Es ist eine Bildsprache, die uns heute fremd geworden ist. Genauso wie der Begriff selbst. Die Waffen Christi? Nichts anderes bedeutet der begriff Arma Christi. "Den kennt heute kaum einer mehr", stellte denn auch Max Böhm bei der Ausstellungseröffnung völlig zutreffend fest: "Früher war das anders", so der Leiter des Bauerngerätemuseums, der anstelle des erkrankten Kulturreferenten Gabriel Engert in die Schau einführte. Obendrein scheint auch noch das für die meisten wohl ziemlich irritierende Plakat zur Ausstellung genau das Gegenteil vom Titel darzustellen: eine Art Kreuz mit etlichen Gegenständen wie etwa einem Würfel oder einer Lanze.

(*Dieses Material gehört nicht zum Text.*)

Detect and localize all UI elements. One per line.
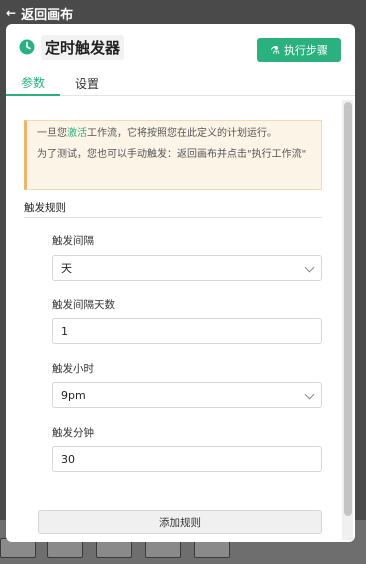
tab-parameters[interactable]: 参数 [6,70,60,96]
activate-link[interactable]: 激活 [67,128,87,139]
minute-input[interactable]: 30 [52,446,322,472]
activation-notice: 一旦您激活工作流，它将按照您在此定义的计划运行。 为了测试，您也可以手动触发：返… [24,120,322,190]
interval-select-value: 天 [61,262,72,275]
back-to-canvas-link[interactable]: ← 返回画布 [0,0,366,26]
scrollbar-thumb[interactable] [344,102,352,516]
run-step-label: 执行步骤 [283,45,328,57]
hour-select[interactable]: 9pm [52,382,322,408]
panel-header: 定时触发器 ⚗ 执行步骤 [6,24,355,70]
interval-days-input[interactable]: 1 [52,318,322,344]
minute-value: 30 [61,452,75,466]
back-label: 返回画布 [21,7,74,23]
field-label-interval-days: 触发间隔天数 [52,299,115,311]
hour-select-value: 9pm [61,388,86,402]
flask-icon: ⚗ [270,44,280,57]
interval-days-value: 1 [61,324,68,338]
field-label-minute: 触发分钟 [52,427,94,439]
field-label-hour: 触发小时 [52,363,94,375]
tab-bar: 参数 设置 [6,70,355,96]
panel-title[interactable]: 定时触发器 [41,34,125,60]
interval-select[interactable]: 天 [52,255,322,281]
back-arrow-icon: ← [6,6,17,20]
section-title: 触发规则 [24,200,322,218]
add-rule-button[interactable]: 添加规则 [38,510,322,534]
clock-icon [19,39,35,55]
notice-line-1-prefix: 一旦您 [37,128,67,139]
chevron-down-icon [304,262,315,273]
notice-line-1-suffix: 工作流，它将按照您在此定义的计划运行。 [87,128,277,139]
node-settings-panel: 定时触发器 ⚗ 执行步骤 参数 设置 一旦您激活工作流，它将按照您在此定义的计划… [6,24,355,542]
field-label-interval: 触发间隔 [52,235,94,247]
panel-content: 一旦您激活工作流，它将按照您在此定义的计划运行。 为了测试，您也可以手动触发：返… [6,97,355,542]
run-step-button[interactable]: ⚗ 执行步骤 [257,38,341,62]
notice-line-1: 一旦您激活工作流，它将按照您在此定义的计划运行。 [37,127,311,140]
tab-settings[interactable]: 设置 [60,70,114,96]
chevron-down-icon [304,389,315,400]
notice-line-2: 为了测试，您也可以手动触发：返回画布并点击"执行工作流" [37,149,307,160]
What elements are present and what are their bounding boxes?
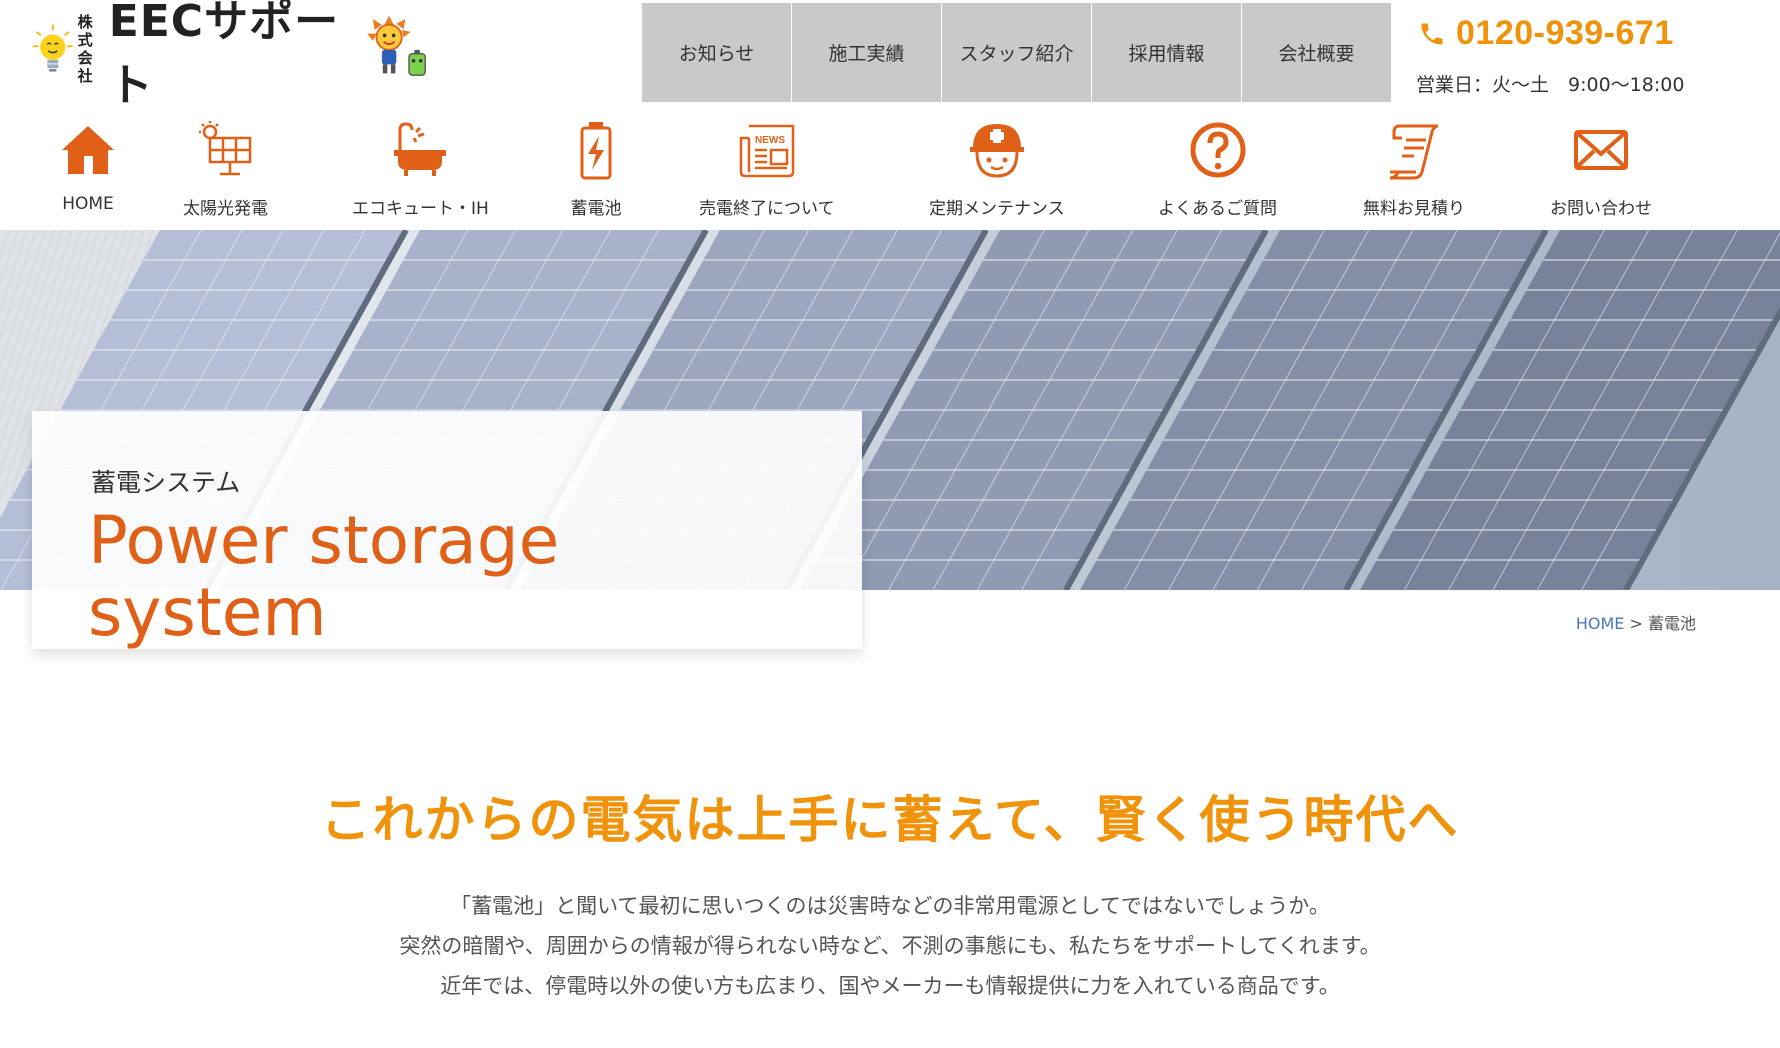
helmet-icon xyxy=(969,124,1024,178)
iconnav-feedin-end-label: 売電終了について xyxy=(699,199,835,219)
question-icon xyxy=(1190,122,1245,178)
icon-navigation: HOME 太陽光発電 エコキュート・IH 蓄電池 NEWS 売電終了について 定… xyxy=(0,120,1780,230)
iconnav-home-label: HOME xyxy=(62,194,114,214)
logo-name: EECサポート xyxy=(108,0,340,111)
logo-corp-label: 株式 会社 xyxy=(78,13,105,85)
iconnav-feedin-end[interactable]: NEWS 売電終了について xyxy=(699,120,835,219)
iconnav-estimate-label: 無料お見積り xyxy=(1363,199,1465,219)
breadcrumb: HOME > 蓄電池 xyxy=(1576,610,1696,634)
iconnav-faq[interactable]: よくあるご質問 xyxy=(1158,120,1277,219)
hero-subtitle: 蓄電システム xyxy=(91,468,241,497)
news-icon: NEWS xyxy=(739,124,794,178)
iconnav-solar-label: 太陽光発電 xyxy=(183,199,268,219)
breadcrumb-current: 蓄電池 xyxy=(1647,614,1696,633)
solar-panel-icon xyxy=(198,121,251,176)
bathtub-icon xyxy=(394,122,447,176)
topnav-company[interactable]: 会社概要 xyxy=(1242,3,1391,102)
phone-contact[interactable]: 0120-939-671 xyxy=(1418,14,1674,53)
battery-icon xyxy=(580,122,612,180)
topnav-staff[interactable]: スタッフ紹介 xyxy=(942,3,1091,102)
logo-corp-line1: 株式 xyxy=(77,13,93,49)
business-hours: 営業日：火〜土 9:00〜18:00 xyxy=(1416,74,1685,96)
svg-text:NEWS: NEWS xyxy=(755,135,785,146)
iconnav-solar[interactable]: 太陽光発電 xyxy=(183,120,268,219)
intro-line: 突然の暗闇や、周囲からの情報が得られない時など、不測の事態にも、私たちをサポート… xyxy=(399,934,1381,958)
topnav-news[interactable]: お知らせ xyxy=(642,3,791,102)
intro-paragraph: 「蓄電池」と聞いて最初に思いつくのは災害時などの非常用電源としてではないでしょう… xyxy=(0,886,1780,1006)
iconnav-contact-label: お問い合わせ xyxy=(1550,199,1652,219)
topnav-recruit[interactable]: 採用情報 xyxy=(1092,3,1241,102)
iconnav-maintenance[interactable]: 定期メンテナンス xyxy=(929,120,1065,219)
phone-number: 0120-939-671 xyxy=(1456,14,1674,52)
home-icon xyxy=(62,126,114,174)
iconnav-contact[interactable]: お問い合わせ xyxy=(1550,120,1652,219)
iconnav-faq-label: よくあるご質問 xyxy=(1158,199,1277,219)
topnav-works[interactable]: 施工実績 xyxy=(792,3,941,102)
breadcrumb-separator: > xyxy=(1624,614,1648,633)
iconnav-estimate[interactable]: 無料お見積り xyxy=(1363,120,1465,219)
hero-title-card: 蓄電システム Power storage system xyxy=(32,411,862,649)
iconnav-maintenance-label: 定期メンテナンス xyxy=(929,199,1065,219)
breadcrumb-home[interactable]: HOME xyxy=(1576,614,1625,633)
top-navigation: お知らせ 施工実績 スタッフ紹介 採用情報 会社概要 xyxy=(642,3,1392,102)
iconnav-ecocute[interactable]: エコキュート・IH xyxy=(352,120,489,219)
iconnav-ecocute-label: エコキュート・IH xyxy=(352,199,489,219)
iconnav-battery-label: 蓄電池 xyxy=(570,199,622,219)
mail-icon xyxy=(1574,130,1628,170)
intro-line: 近年では、停電時以外の使い方も広まり、国やメーカーも情報提供に力を入れている商品… xyxy=(440,974,1340,998)
iconnav-battery[interactable]: 蓄電池 xyxy=(566,120,626,219)
logo-corp-line2: 会社 xyxy=(77,49,93,85)
site-logo[interactable]: 株式 会社 EECサポート xyxy=(32,0,432,111)
iconnav-home[interactable]: HOME xyxy=(58,120,118,214)
intro-line: 「蓄電池」と聞いて最初に思いつくのは災害時などの非常用電源としてではないでしょう… xyxy=(450,894,1330,918)
phone-icon xyxy=(1421,23,1443,44)
hero-title: Power storage system xyxy=(88,502,560,651)
document-icon xyxy=(1389,124,1439,180)
section-headline: これからの電気は上手に蓄えて、賢く使う時代へ xyxy=(320,791,1460,849)
mascot-icon xyxy=(366,15,426,76)
lightbulb-icon xyxy=(32,24,73,72)
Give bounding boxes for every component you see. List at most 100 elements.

Wer das Rätsel lösen will, kommt nicht umhin, sich mit dem christlichen Volksglauben zu befassen. Dabei steht die Passion Christi im Mittelpunkt, das Leiden des Gekreuzigten in der Fastenzeit. Daher auch die ungewöhnlich frühe Saisoneröffnung im Bauerngerätemuseum. Und die Arma Christi? Das waren ursprünglich die Werkzeuge, mit denen Christus gemartert worden ist. Die Lanze, mit dem ihm am Kreuz die Seite durchbohrt wurde, die Würfel, mit denen die römischen Soldaten um sein Kleid würfelten, der Schwamm, der mit Galle oder Essig getränkt war. Der christliche Erlösungsglaube dichtete diese Marterwerkzeuge um in die Waffen Jesu, mit denen er Sünde, Leid und letztlich den Tod besiegt.

In der Volkskunst war die Zusammenstellung dieser Arma Christi in Kreuzen sehr beliebt, da sie die Leidensgeschichte ungemein bildhaft vor Augen führen. Diese Kreuze standen in den Wohnungen der Gläubigen, in Kirchen findet man sie so gut wie nie. Hergestellt wurden diese Zeugnisse der Volksfrömmigkeit von einfachen Leuten, Handwerkern und Bauern, die den Winter oft für diese Arbeiten nutzten. "Deshalb findet man sehr oft Gegenstände aus dem Arbeitsalltag", so Böhm. Man darf nicht vergessen, dass viele damals weder lesen noch schreiben konnten, daher die bildhaften Darstellungen. Und nicht selten war die Volkskunst ein kleines Zubrot für die Menschen.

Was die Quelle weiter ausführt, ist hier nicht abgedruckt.